第22話         9

 懐かしい廊下を歩き、「まずこちらへ」って通されたのは、職員室の隣の部屋だった。

 薦められるまま、応接セットのソファに座る。3年間この学校に通ってたけど、こんな部屋があったなんて知らなかった。

 授業を終えた花ノ木が来てくれたのは、それから1時間後のことだ。

「大橋……どうした、突然?」

 不思議そうに入って来た旧友が、向かいのソファに座るのも待ち切れず、腰を浮かして性急に尋ねる。

「あのさ、アツヤ君、瀬田敦也君って、今どこ? 学校にいないのか?」


 花ノ木は一瞬キョトンとして、それから「……はあ!?」って大声を上げた。

「名簿に線が引かれてたけど。

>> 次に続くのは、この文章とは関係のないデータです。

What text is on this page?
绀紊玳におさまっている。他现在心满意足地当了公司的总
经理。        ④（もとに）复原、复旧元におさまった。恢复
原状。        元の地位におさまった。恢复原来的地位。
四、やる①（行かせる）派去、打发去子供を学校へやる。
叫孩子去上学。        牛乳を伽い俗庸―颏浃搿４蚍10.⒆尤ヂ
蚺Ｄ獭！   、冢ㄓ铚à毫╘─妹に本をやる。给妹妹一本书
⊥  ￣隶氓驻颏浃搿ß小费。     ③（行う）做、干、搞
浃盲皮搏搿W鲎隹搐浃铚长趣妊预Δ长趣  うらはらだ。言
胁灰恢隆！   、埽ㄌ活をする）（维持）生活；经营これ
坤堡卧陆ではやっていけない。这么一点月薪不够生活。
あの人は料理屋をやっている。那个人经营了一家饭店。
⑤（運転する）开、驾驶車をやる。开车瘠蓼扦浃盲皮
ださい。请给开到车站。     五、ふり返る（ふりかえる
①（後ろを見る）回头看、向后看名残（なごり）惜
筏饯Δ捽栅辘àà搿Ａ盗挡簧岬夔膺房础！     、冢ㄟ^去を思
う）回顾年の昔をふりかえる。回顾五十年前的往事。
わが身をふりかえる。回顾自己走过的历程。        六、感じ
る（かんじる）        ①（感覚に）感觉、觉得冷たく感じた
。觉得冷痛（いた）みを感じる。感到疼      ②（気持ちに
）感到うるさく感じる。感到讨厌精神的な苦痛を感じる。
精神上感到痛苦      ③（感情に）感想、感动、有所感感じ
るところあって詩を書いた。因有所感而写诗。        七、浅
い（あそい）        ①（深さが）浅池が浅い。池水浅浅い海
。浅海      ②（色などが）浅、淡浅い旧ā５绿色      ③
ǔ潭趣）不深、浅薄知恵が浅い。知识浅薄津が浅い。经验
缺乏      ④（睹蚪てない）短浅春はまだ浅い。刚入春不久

どっかに転校した? いつ?」

 センターテーブルに手を突いて更に訊くと、「ちょっと待て」って言われた。でも待てないし、落ち着いてもいられない。

「前にさ、大宮で花ノ木と、何か揉めてた子だよね? そう?」

「そうだけど、それが何だ?」

 それが何だと言われると、どう言えばいいのか返事に困る。けど……それより、ああ、やっぱりアツヤ君なんだと分かって、胸に不安が広がった。

 説明に迷うのは、後ろめたさも原因だ。肉体関係があるなんて、とても言えない。未成年だし、男同士だってこともある。

 でも何より今は、アツヤ君の無事を知りたい。手掛かりがここにしかないなら、腹をくくって話すしかない。


「オレ、苗字は知らなくて、ずっと『アツヤ君』って呼んでた。アツヤ君は4月からずっと、うちで寝泊まりしてたんだ。どこにも行くとこがない、って言ってて。居候っていうか……オレの1Kのアパートで、ずっと一緒に暮らしてた」


 オレの話を聞くと、花ノ木はやっぱり驚いた顔で、「はあ?」って目を見開いた。二の句が継げない、っていうのかな。口を開けたまま絶句してる。

 いきなりそんなこと言われても、確かに困惑するだろう。でもオレだって、混乱したままなんだから許して欲しい。だって、何も聞いてない。

「なぁ、彼、どこに行ったんだ? 花ノ木は知ってる? オレ、合宿みたいなのに行くとしか聞いてなくて、だからてっきり、学校内にいるんだと思ってた。でも、さっき見たら名簿の名前が消されてて……」 


 そこまで説明したところで、「ちょっと待て」と手を振られた。花ノ木は混乱したように頭を掻いて、じっとオレに目を向ける。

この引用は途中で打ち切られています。